Ebû Bekir Kettânî (k.s) Kimdir?
Adı Muhammed b. Ali b. Cafer, künyesi Ebû Bekir, nisbesi Kettânî, Bağdatlıdır. Cüneyd’in talebesi, Ebû Saîd Harrâz ve Ebu’l-Hüseyin Nûrî’nin sohbetlerine katıldı. Uzun yıllar Mekke’de mücavir olarak yaşadı ve orada öldü (322/933).
Keten işiyle meşgul olduğundan “Kettânî” lakab ve nisbesiyle anılırdı. Mekke’de bulunduğu sırada riyâzat ve mücahedeye; ibâdet ve müşâhedeye düşkünlüğü sebebiyle kendisine Ebû Muhammed Murtaiş tarafından “Harem-i Şerifin Kandili” lâkabı verilmiştir.
İstiğfâr ve tevbeyi önemser, ancak onlarla birlikte yapılması gereken bir takım şeylerin bulunduğuna dikkat çekerdi. Tevbenin kemali için şu altı şeyin bulunmasını şart koşardı:
- İşlenen günahtan pişmanlık duymak,
- Bir daha günaha dönmemek,
- Allah ile kul arasındaki her farizayı ifâ etmek,
- Kul haklarını sâhiplerine ödemek,
- Haramla beslenen vücûdu eritmek,
- İsyânın zevkini tatmış bulunan bedene itâatın zevkini tattırmak.
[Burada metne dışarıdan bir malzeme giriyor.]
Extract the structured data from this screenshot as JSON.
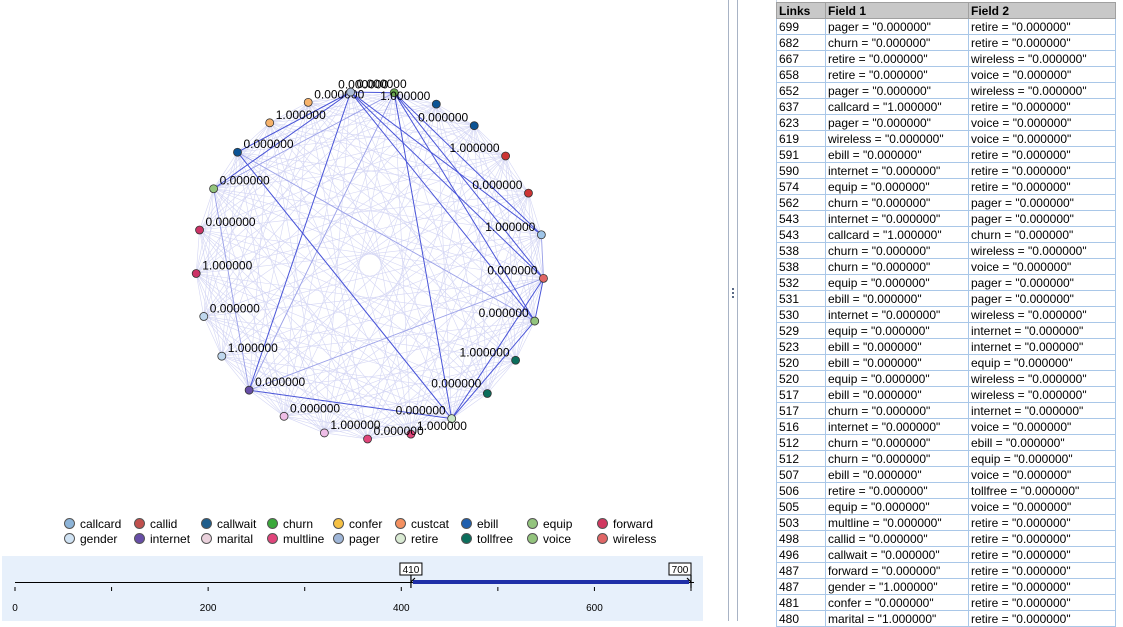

ABDURREZZAK’TAN DEĞİL, REZZÂK’TAN
Pek çok sûfî zâtın menâkıbında olduğu gibi Kettânî’nin de Hızır’la sohbetleri oldu. Gönlü ondan aldığı feyz ve ilhamla doldu. Hızır’ın kendisine naklettiği bir hâdise tasavvuf ehlinin fâil-i mutlaka yönelişi konusuna da ışık tutmaktadır. Kettânî’ye Hızır şöyle anlatır: Birgün Yemen’de San’a camiine vardım. Halk meşhur hadis âlimi Abdürrezzâk’tan hadis dinliyordu. Baktım câmiin bir köşesinde bir genç başını önüne eğmiş oturuyordu. Gencin yanına sokuldum ve ona: “Halk Abdürrezzâk’tan hadis dinliyor, sen ise burada oturuyorsun. Niye derse katılmıyorsun?” diye sordum. Bana şu karşılığı verdi: “Halk Abdürrezzâk’ı dinliyor, ben ise Rezzâk’ı dinliyorum; sen de beni Abdürrezzâk’ı dinlemeye çağırıyorsun.” Bunun üzerine ben de: “Eğer doğru söylüyorsan benim kim olduğumu bil!” dedim. O da: “Sen Hızır’sın” dedi ve başını önüne eğdi. Elbette ki Abdürrezzâk’tan değil, Rezzâk’tan duyup dinleyebilmek rûhî kemal isteyen bir iş.
TASAVVUF VE EDEB
Tasavvuf yolunu bir üstaddan edeb öğrenmekten geçtiğini söyler ve “Bir üstaddan edeb öğrenmeyen boştur. Bedeninle dünyada kalbinle âhirette ol!” derdi.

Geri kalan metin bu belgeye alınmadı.